Now, based on this table, the following metrics are constructed:
- The sensitivity, or true positive rate (TPR) is the frequency at which the model detects a positive case when it occurs : TPR = TP / P
- The specificity, or true negative rate (TNR) is the frequency at which the model detects a negative case when it occurs : TNR = TN / N
- The miss rate, or false negative rate (FNR) is the frequency at which the model does not detect a positive case when it occurs : FNR = FN / P
- The fall-out, or false positive rate (FPR) is the frequency at which the model does not detect a negative case when it occurs : FPR = FP / N
Metrics for Model Performance Evaluation
Two metrics that are often considered when evaluating the performance of classification models are sensitivity and specificity. The objective is to maximize these values, i.e. we choose the model for which their value is the largest possible. Equivalently, we can also minimize the failure rate and the false alarm probability rate since the two are complementary.
TP + FN = P and FP + TN = N, i.e., TPR + FNR = FPR + TNR = 1
That being said, many machine learning algorithms require that a single metric be optimized during model selection. A popular single metric in this situation is accuracy (ACC), the measure of how often the model gives the correct answer in the set :
ACC = TP + FN / P + N
The Limits of Accuracy
Accuracy can be misleading, especially if the classes are unbalanced, or if the impact of a false positive and a false negative is very different. Let’s examine what this means.
Class Inbalance
Class imbalance occurs when the observation rate of the event under study is not around 50% — in other words, when the event under study is either very frequent or very rare. In the confusion matrix, this means that the number of negative and positive cases is very different.
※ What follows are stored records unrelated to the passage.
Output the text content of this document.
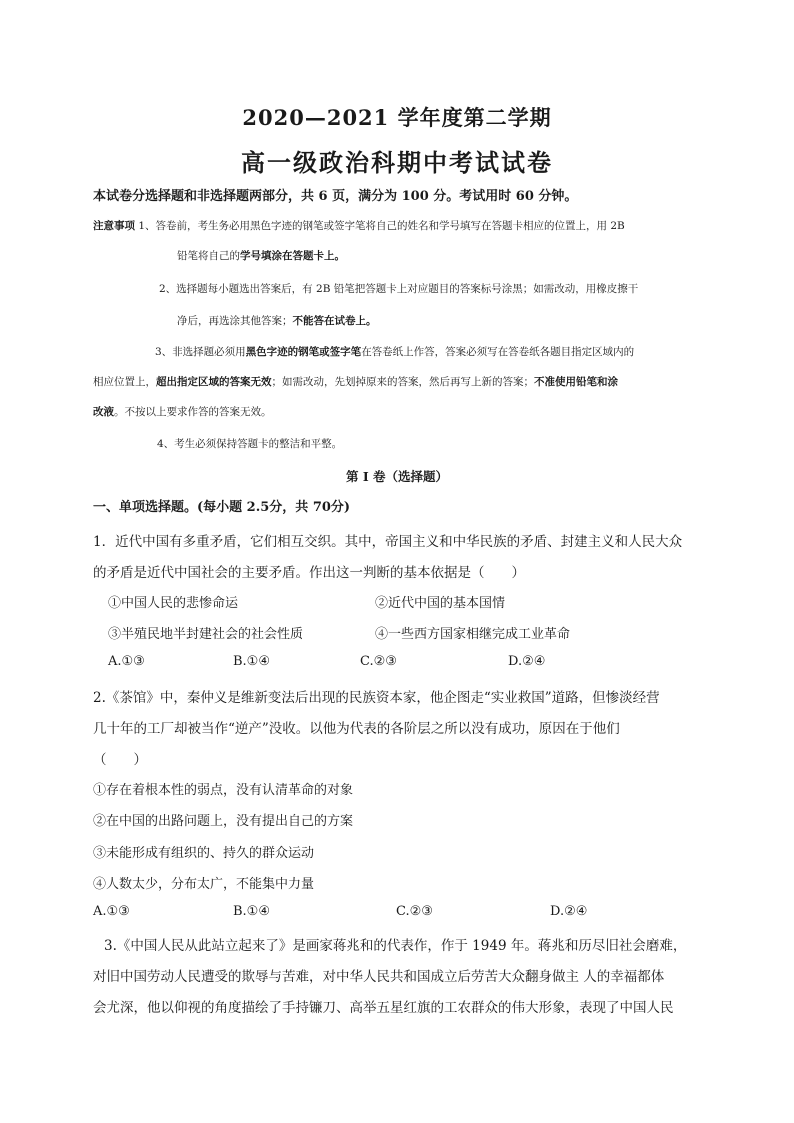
2020—2021 学年度第二学期
高一级政治科期中考试试卷
本试卷分选择题和非选择题两部分，共 6 页，满分为 100 分。考试用时 60 分钟。
注意事项 1、答卷前，考生务必用黑色字迹的钢笔或签字笔将自己的姓名和学号填写在答题卡相应的位置上，用 2B
铅笔将自己的学号填涂在答题卡上。
2、选择题每小题选出答案后，有 2B 铅笔把答题卡上对应题目的答案标号涂黑；如需改动，用橡皮擦干
净后，再选涂其他答案；不能答在试卷上。
3、非选择题必须用黑色字迹的钢笔或签字笔在答卷纸上作答，答案必须写在答卷纸各题目指定区域内的
相应位置上，超出指定区域的答案无效；如需改动，先划掉原来的答案，然后再写上新的答案；不准使用铅笔和涂
改液。不按以上要求作答的答案无效。
4、考生必须保持答题卡的整洁和平整。
第 I 卷（选择题）
一、单项选择题。(每小题 2.5分，共 70分)
1．近代中国有多重矛盾，它们相互交织。其中，帝国主义和中华民族的矛盾、封建主义和人民大众
的矛盾是近代中国社会的主要矛盾。作出这一判断的基本依据是（　　）
①中国人民的悲惨命运	②近代中国的基本国情
③半殖民地半封建社会的社会性质	④一些西方国家相继完成工业革命
A.①③	B.①④	C.②③	D.②④
2.《茶馆》中，秦仲义是维新变法后出现的民族资本家，他企图走“实业救国”道路，但惨淡经营
几十年的工厂却被当作“逆产”没收。以他为代表的各阶层之所以没有成功，原因在于他们
（　　）
①存在着根本性的弱点，没有认清革命的对象
②在中国的出路问题上，没有提出自己的方案
③未能形成有组织的、持久的群众运动
④人数太少，分布太广，不能集中力量
A.①③	B.①④	C.②③	D.②④
3.《中国人民从此站立起来了》是画家蒋兆和的代表作，作于 1949 年。蒋兆和历尽旧社会磨难，
对旧中国劳动人民遭受的欺辱与苦难，对中华人民共和国成立后劳苦大众翻身做主 人的幸福都体
会尤深，他以仰视的角度描绘了手持镰刀、高举五星红旗的工农群众的伟大形象，表现了中国人民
In these situations, it is important, when interpreting the indicator, to take into account the rate of positive cases, i.e. the rate of exceedances of the threshold in the assessment of water quality. Indeed, if the frequency of positive cases is quite rare, a model that never predicts a single positive case can have a good accuracy.
The Relative Impact of False Positives and Negatives
As for the relative impact of the two types of errors, let’s see what this means in our context. For the user, a missed day at the beach represents a loss of quality of life that can be seen as a denial of ecological service. Indeed, enjoying water-based recreational activities is good for physical and mental health, reducing stress, etc. On the other hand, engaging in aquatic activities under unsafe conditions represents a health risk that can lead to discomfort, loss of productivity, or sometimes even more serious consequences. From the manager’s point of view, a closed beach represents an economic loss since some direct or indirect revenues will not be collected.
The Manager’s Role
The manager must therefore ask themself the question: is it better to open a beach when it is not safe, or to close a beach when it is safe? And, in each case, what is the real relative impact on the organization’s reputation, the economic consequences, the public health, etc.? In other words, how often would you be willing to close the beach when it is safe so as to avoid keeping it open on a day when it is not? Let’s look at how we can try to answer these questions rationally.
It should be noted that this is a relatively new consideration for decision makers, arising from the more widespread use of predictive models. Under current regulations, beaches are closed when a laboratory result is positive for contamination and they remain closed until a retest shows a negative result. There is no room for interpretation in this context, as it is simply a matter of determining whether the observed value exceeds the regulatory threshold. In the case of the use of a predictive model, there is, to our knowledge, no legislative framework, and it is the beach operators who must exercise their judgment to inform the model developers of the relative impacts of potential model errors.
Now, how would regulatory institutions go about answering these questions? One can argue that there is no universal answer, because of the subjectivity involved. If you asked a group of people how many days at the beach they would be willing to sacrifice to avoid unsafe swimming, their answers would vary because it depends on their relationship to risk and their personal preferences. It is therefore difficult, at this point, to predict which position they would take.
Furthermore, one thing to note about the confusion matrix is that it is an incomplete picture of reality, as the reference value is often also the result of a test, which means it is also subject to error. Indeed, when the value of a parameter is known, it is not necessary to run a model to predict it. The reference value is therefore considered to be the most reliable test. In our case, this reference value is the result of laboratory tests, and when we compare the results obtained by two different laboratories, they may differ significantly.
In conclusion, the risk of illness is directly proportional to the quantity of contaminated water ingested. Simple mitigation measures are easy to suggest and implement, such as keeping the mouth closed while swimming. For people with weakened immune systems, keeping the head entirely out of the water could be a reasonable compromise between summer fun and safety. Informing the public of these simple measures could easily improve public safety at no extra cost.
In this article, we look at how artificial intelligence models can be used to predict water quality; at the methods for determining the accuracy of a model; and at a manager’s responsibility in using these models.